Somos todos catequistas

Dom Pedro José Conti
Bispo de Macapá

Sempre me dá alegria encontrar um casal jovem brincando com uma criança recém-nascida. Se paramos para nos cumprimentar, por simpatia, costumo perguntar se é menino ou menina, quando nasceu, qual seu nome, se já foi batizada ou quando o será. Recebo todas as respostas com sorrisos e detalhes, menos na última questão. Nessa, os dois se olham e titubeiam. Ainda estão pensando. Alguns respondem, mais ou menos convencidos, que não será batizada agora: quando crescer, ela decidirá.

Fico triste. Não porque esteja preocupado em marcar a data do batizado, mas porque percebo que não interessa, aos pais, quase nada do batismo. Tenho a impressão de que os dois estejam numa perigosa ilusão.

Imaginam que a sua criança possa crescer humanamente saudável, numa redoma isolada e asséptica, sem enxergar e, sobretudo, sem entender nada do que está acontecendo ao seu redor.

Na realidade, pensam e dizem o contrário: eles estão querendo educá-la de forma crítica e objetiva, para que um dia possa tomar uma das mais importantes decisões da sua vida; supostamente de forma livre e responsável. Pode parecer um objetivo louvável, em si, mas estou convencido de que seja pura ilusão, porque é insustentável.

Esquecem que, o quanto antes, aqueles dois olhinhos, tão vivos, estarão grudados neles e não escapará nada àquela inteligência em formação. Digo isso pela simples razão de que eles, pai e mãe - sem contar as outras pessoas que a criança irá encontrar e com as quais irá conviver - não poderão ser tão indiferentes à vida, a ponto de não fazer, afinal, nenhuma escolha.

Faço exemplos banais para ser bem entendido. Se o pai vestir a camisa do Flamengo, provavelmente o filho será flamenguista, ou, por reação e pirraça, vascaíno. Se a filha descobrir que a mãe passa duas horas por semana no salão, irá organizar a sua vida para que ela também tenha tempo para isso.
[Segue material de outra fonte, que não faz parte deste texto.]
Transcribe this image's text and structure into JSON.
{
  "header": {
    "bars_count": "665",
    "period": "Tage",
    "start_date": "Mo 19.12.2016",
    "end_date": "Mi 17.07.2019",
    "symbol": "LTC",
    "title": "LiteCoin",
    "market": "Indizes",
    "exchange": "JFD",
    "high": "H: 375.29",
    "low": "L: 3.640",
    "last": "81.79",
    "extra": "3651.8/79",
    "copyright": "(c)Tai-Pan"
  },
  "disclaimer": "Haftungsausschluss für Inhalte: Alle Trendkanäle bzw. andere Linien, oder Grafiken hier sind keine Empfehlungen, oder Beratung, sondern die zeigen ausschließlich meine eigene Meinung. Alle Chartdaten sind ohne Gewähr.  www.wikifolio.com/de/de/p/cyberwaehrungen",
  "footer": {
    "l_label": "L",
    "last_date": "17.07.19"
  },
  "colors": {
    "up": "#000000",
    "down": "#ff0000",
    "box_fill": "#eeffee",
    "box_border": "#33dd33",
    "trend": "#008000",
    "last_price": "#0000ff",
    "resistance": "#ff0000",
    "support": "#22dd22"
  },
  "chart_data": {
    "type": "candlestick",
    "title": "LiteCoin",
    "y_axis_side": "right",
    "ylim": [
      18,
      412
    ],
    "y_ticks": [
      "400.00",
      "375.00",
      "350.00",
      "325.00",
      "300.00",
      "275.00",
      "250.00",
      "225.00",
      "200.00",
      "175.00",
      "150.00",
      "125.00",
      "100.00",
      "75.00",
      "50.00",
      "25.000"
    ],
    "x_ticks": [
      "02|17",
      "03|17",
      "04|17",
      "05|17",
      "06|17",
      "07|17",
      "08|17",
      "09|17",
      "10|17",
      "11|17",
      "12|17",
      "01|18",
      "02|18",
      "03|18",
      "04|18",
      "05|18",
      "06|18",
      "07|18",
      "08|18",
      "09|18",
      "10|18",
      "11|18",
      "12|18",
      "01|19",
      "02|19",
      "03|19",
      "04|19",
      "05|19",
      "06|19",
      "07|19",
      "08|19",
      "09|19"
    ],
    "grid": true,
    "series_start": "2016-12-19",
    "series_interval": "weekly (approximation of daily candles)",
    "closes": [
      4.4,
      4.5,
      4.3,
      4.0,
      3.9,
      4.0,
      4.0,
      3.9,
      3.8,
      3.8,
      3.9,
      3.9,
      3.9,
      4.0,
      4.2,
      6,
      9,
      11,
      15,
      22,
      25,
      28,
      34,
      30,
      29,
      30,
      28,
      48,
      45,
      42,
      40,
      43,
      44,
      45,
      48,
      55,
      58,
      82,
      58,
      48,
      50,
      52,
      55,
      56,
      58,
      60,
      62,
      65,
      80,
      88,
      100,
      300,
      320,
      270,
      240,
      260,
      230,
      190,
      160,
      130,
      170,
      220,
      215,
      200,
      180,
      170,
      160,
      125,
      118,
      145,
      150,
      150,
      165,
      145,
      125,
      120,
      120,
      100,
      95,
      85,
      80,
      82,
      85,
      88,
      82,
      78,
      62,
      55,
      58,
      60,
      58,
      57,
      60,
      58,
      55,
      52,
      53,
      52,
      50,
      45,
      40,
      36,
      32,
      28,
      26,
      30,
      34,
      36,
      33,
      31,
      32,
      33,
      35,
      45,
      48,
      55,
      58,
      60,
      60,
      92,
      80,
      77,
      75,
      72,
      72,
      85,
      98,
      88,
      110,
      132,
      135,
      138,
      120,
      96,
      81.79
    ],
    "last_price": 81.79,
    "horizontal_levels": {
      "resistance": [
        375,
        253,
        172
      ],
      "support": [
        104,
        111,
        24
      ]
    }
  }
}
Não dá para os pais esconderem os seus gostos, as suas manias, as suas diferenças também. Se discutirem política, os filhos saberão para quem o pai e a mãe votam. Se brigarem por causa de dinheiro, os filhos saberão o quanto foi difícil ganhá-lo e quanto foi fácil gastá-lo. Se o pobre bate à porta e os pais mandam a criança dizer que não tem nada e que o tal, vagabundo, deveria trabalhar antes de pedir, com certeza ela aprenderá de cor a lição. Se a criança vir o pai ou a mãe cambalear bêbedos pela casa pensará que deve ser muito gostoso. Se encontrar uma revista pornográfica, tão bem escondida - crianças, se sabe, mexem em tudo - ficará curiosa e mais alguma coisa. Também se vir os seus pais rezarem ou irem à Missa saberá que Deus tem um lugar na vida deles.
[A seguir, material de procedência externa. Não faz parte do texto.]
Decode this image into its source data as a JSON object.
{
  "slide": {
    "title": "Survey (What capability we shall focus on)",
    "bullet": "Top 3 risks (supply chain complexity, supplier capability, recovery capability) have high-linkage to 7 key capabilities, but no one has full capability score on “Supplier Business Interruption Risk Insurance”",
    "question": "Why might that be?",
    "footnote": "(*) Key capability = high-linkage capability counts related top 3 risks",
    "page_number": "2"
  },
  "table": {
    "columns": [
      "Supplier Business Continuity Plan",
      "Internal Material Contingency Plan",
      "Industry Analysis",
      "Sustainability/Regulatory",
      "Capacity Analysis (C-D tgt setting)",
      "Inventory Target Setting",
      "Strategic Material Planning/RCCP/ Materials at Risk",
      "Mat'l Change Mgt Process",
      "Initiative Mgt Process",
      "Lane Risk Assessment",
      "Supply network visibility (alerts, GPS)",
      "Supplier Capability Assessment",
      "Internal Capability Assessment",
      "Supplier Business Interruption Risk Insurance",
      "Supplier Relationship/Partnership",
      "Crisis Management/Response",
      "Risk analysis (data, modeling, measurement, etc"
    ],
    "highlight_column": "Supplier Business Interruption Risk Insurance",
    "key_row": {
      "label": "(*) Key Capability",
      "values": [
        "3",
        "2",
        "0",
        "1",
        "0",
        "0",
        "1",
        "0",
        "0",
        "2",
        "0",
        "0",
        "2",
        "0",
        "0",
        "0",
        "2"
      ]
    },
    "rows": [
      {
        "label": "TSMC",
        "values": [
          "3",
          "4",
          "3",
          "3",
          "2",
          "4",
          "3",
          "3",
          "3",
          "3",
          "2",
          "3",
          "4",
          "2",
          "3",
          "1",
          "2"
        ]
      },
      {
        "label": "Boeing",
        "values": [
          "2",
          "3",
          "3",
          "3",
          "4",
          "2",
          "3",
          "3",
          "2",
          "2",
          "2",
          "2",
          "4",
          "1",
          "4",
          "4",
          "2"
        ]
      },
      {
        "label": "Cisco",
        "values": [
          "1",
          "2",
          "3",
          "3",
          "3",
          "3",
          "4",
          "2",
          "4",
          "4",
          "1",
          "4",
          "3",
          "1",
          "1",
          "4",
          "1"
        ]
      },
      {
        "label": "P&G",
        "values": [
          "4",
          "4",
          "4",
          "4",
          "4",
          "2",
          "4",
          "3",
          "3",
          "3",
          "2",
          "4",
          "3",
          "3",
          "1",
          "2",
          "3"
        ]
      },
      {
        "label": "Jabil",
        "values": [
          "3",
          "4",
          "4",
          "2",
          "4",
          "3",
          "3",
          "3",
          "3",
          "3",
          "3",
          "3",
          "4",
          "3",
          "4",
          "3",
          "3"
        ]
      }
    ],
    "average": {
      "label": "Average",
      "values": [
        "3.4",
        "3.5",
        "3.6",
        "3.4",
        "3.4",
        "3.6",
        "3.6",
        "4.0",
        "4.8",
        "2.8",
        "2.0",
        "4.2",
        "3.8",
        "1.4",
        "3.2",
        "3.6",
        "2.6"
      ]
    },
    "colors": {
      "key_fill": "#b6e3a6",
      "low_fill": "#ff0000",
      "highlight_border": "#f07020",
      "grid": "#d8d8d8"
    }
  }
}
Não são as telecâmeras ocultas que estão invadindo a nossa privacidade; são as crianças e os adolescentes que estão gravando e revisando tudo nas suas férteis cabecinhas. Sempre foi assim. O antigo "faça o que eu digo, mas não faça o que eu faço" até que idade dos filhos ainda pega?

Querendo ou não, somos todos educadores e catequistas de nós mesmos e dos outros. No bem e no mal. No bom e no mau exemplo. Não seria melhor viver bem o que somos, com as nossas qualidades e os nossos defeitos, com a nossa fé, tradicional ou não, sincera, sem fingimentos? Um dia os filhos terão as suas personalidades e se lembrarão de não terem sido enganados.